Tribe Consumer Expo focus is on health environment


By Jack Shea

The Wampanoag Tribe of Gay Head (Aquinnah) will sponsor an exposition designed to provide participants with access to a wide variety of environmental health and energy expertise. The guiding theme for the day is “stewards of our Island.”

The Wampanoag Environmental Health Consumer EXPO, Local Concerns, Local Solutions, is centered on outreach and collaboration with the entire Island community, tribe officials said. The free event takes place April 10, from 9 am to 4 pm, at the Martha’s Vineyard Regional High School.

The expo will feature an exhibitor’s hall in the high school cafeteria where visitors may speak with representatives from public health, healthy housing, local nonprofit environmental organizations and Island green businesses, covering a wide range of environmental health issues, Cynthia Robinson, the tribe’s environmental health coordinator, said.

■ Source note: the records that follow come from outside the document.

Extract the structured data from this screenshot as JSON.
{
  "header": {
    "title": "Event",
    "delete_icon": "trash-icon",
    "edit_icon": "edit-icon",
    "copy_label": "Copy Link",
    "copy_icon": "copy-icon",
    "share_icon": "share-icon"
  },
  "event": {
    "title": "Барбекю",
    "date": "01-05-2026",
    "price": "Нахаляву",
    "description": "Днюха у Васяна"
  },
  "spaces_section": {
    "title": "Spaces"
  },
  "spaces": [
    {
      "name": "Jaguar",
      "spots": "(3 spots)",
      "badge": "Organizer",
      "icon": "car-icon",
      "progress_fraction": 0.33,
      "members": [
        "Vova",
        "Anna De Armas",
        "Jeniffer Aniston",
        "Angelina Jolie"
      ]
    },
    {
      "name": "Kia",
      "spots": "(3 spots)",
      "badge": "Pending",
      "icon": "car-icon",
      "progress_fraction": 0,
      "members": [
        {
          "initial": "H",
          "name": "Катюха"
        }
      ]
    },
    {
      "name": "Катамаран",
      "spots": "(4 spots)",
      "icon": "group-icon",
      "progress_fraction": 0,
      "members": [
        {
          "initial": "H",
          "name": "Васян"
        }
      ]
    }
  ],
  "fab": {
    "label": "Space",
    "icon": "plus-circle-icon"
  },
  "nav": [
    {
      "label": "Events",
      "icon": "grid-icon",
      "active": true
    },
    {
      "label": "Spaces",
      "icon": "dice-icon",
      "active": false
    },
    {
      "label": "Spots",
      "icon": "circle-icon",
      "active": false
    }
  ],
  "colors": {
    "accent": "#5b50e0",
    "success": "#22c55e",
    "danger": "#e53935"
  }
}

Tribe organizers have also lined up a list of speakers on topics such as clean water efforts, composting and eco-gardening, and methods for safe and energy-efficient home construction.

The presentation schedule includes “Container Composting and Eco-friendly Backyard Gardening,” with Joanne Scott, at 10 am and “Make it Tight, Ventilate Right, Balancing Energy Efficiency and Health in Your Home,” with Rob Meyers of South Mountain Co. and Kim Vermeer of Urban Habitat Initiatives at 3 pm.

Ms. Robinson said this year’s fair will differ in several ways from the first event held in 2009. “Last year we provided food for the exhibitors, but this year, we’ll have food available for the public,” she said. She noted that Kitchen Porch Catering chef Robert Lionette will prepare a menu, including locally grown food at the food concession, with efforts from high school students fresh from a schoos-wide environmental “Green Week.”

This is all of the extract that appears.